En interne, Macky Sall dont Amadou Ba serait loin d'être le choix de cœur pour les analystes sénégalais, n'aurait plus de bonnes relations avec son Premier ministre, perçu comme le candidat de la France et des partenaires occidentaux à cette présidentielle. De plus, les membres de BBY semblent être conscients du fait qu’Amadou Ba est loin de pouvoir gagner l’élection présidentielle, lui qui manque considérablement de popularité.


Eliminer PASTEF


Mais au-delà d’Amadou BA, le PDS parti de Karim Wade et BBY semblent se liguer contre le PASTEF, parti anti-système, dissous par décret depuis fin juillet et dont plusieurs cadres dont le leader Ousmane Sonko, sont emprisonnés depuis plusieurs mois.

Le parti au pouvoir est suspecté de n'avoir voulu qu'aucun candidat issu de PASTEF ne participe à l'élection présidentielle, comme en témoignent les réactions de certains de leurs militants lors de l'annonce de la validation de la candidature de Bassirou Diomaye Faye, promu comme numéro 2 par Ousmane Sonko.
"A quoi sert donc la dissolution d'un parti si ses membres participent à l'élection présidentielle",
s'était exclamé un internaute pro-BBY.

De ce fait, alors que plusieurs députés de BBY et du PDS ont demandé le report de l'élection présidentielle du 25 février, lors de la plénière de ce mercredi, l'intention est claire pour certains: les accusations contre les juges du Conseil Constitutionnel visent à créer de fausses conditions d'une instabilité institutionnelle pour faire reporter l'élection, en usant abusivement de l'article 52 de la Constitution qui donne les pleins pouvoirs au Président de la République.

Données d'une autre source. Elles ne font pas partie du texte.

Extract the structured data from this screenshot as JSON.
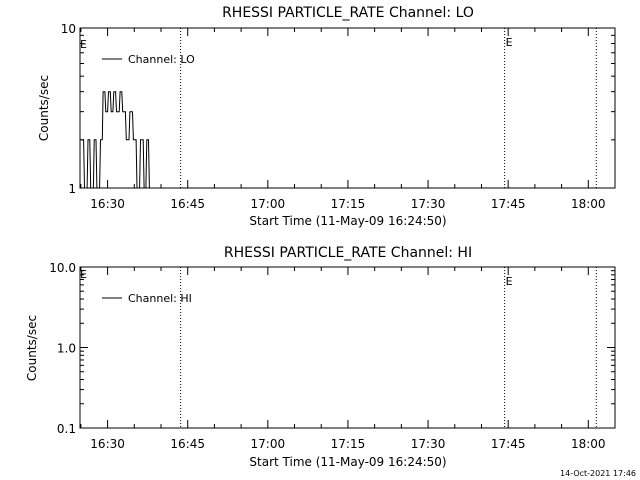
{
  "chart_data": [
    {
      "type": "line",
      "title": "RHESSI PARTICLE_RATE Channel: LO",
      "xlabel": "Start Time (11-May-09 16:24:50)",
      "ylabel": "Counts/sec",
      "yscale": "log",
      "ylim": [
        1,
        10
      ],
      "xlim": [
        "16:24:50",
        "18:05:00"
      ],
      "x_ticks": [
        "16:30",
        "16:45",
        "17:00",
        "17:15",
        "17:30",
        "17:45",
        "18:00"
      ],
      "y_ticks": [
        "1",
        "10"
      ],
      "legend": {
        "placement": "top-left",
        "entries": [
          "Channel: LO"
        ]
      },
      "event_lines": [
        {
          "time": "16:43:40",
          "label": ""
        },
        {
          "time": "17:44:20",
          "label": "E"
        },
        {
          "time": "18:01:30",
          "label": ""
        }
      ],
      "left_marker": "E",
      "series": [
        {
          "name": "Channel: LO",
          "x": [
            "16:25:00",
            "16:25:30",
            "16:25:40",
            "16:26:10",
            "16:26:20",
            "16:26:40",
            "16:26:50",
            "16:27:20",
            "16:27:30",
            "16:27:50",
            "16:28:00",
            "16:28:30",
            "16:28:40",
            "16:29:00",
            "16:29:10",
            "16:29:30",
            "16:29:40",
            "16:30:00",
            "16:30:10",
            "16:30:30",
            "16:30:40",
            "16:31:00",
            "16:31:10",
            "16:31:30",
            "16:31:40",
            "16:32:10",
            "16:32:20",
            "16:32:40",
            "16:32:50",
            "16:33:20",
            "16:33:30",
            "16:34:00",
            "16:34:10",
            "16:34:40",
            "16:34:50",
            "16:35:20",
            "16:35:30",
            "16:36:00",
            "16:36:10",
            "16:36:40",
            "16:36:50",
            "16:37:10",
            "16:37:20",
            "16:37:40",
            "16:37:50",
            "16:38:10"
          ],
          "values": [
            2,
            2,
            1,
            1,
            2,
            2,
            1,
            1,
            2,
            2,
            1,
            1,
            2,
            2,
            4,
            4,
            3,
            3,
            4,
            4,
            3,
            3,
            4,
            4,
            3,
            3,
            4,
            4,
            3,
            3,
            2,
            2,
            3,
            3,
            2,
            2,
            1,
            1,
            2,
            2,
            1,
            1,
            2,
            2,
            1,
            1
          ]
        }
      ]
    },
    {
      "type": "line",
      "title": "RHESSI PARTICLE_RATE Channel: HI",
      "xlabel": "Start Time (11-May-09 16:24:50)",
      "ylabel": "Counts/sec",
      "yscale": "log",
      "ylim": [
        0.1,
        10
      ],
      "xlim": [
        "16:24:50",
        "18:05:00"
      ],
      "x_ticks": [
        "16:30",
        "16:45",
        "17:00",
        "17:15",
        "17:30",
        "17:45",
        "18:00"
      ],
      "y_ticks": [
        "0.1",
        "1.0",
        "10.0"
      ],
      "legend": {
        "placement": "top-left",
        "entries": [
          "Channel: HI"
        ]
      },
      "event_lines": [
        {
          "time": "16:43:40",
          "label": ""
        },
        {
          "time": "17:44:20",
          "label": "E"
        },
        {
          "time": "18:01:30",
          "label": ""
        }
      ],
      "left_marker": "E",
      "series": [
        {
          "name": "Channel: HI",
          "x": [],
          "values": []
        }
      ]
    }
  ],
  "footer": {
    "timestamp": "14-Oct-2021 17:46"
  }
}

Ceci lui permettrait non seulement de revoir la candidature d'Amadou Ba mais aussi d'accélérer potentiellement les procédures judiciaires visant le candidat Bassirou Diomaye Faye, incarcéré depuis plusieurs mois pour outrage à un magistrat avant d'avoir vu son dossier corsé par des accusations de troubles à l'ordre public et de terrorisme, au même titre qu'Ousmane Sonko.

Sa demande de mise en liberté provisoire pour lui permettre de faire campagne pour la présidentielle a été d'ailleurs rejetée ce mercredi, par le doyen des juges, selon un communiqué de sa coalition.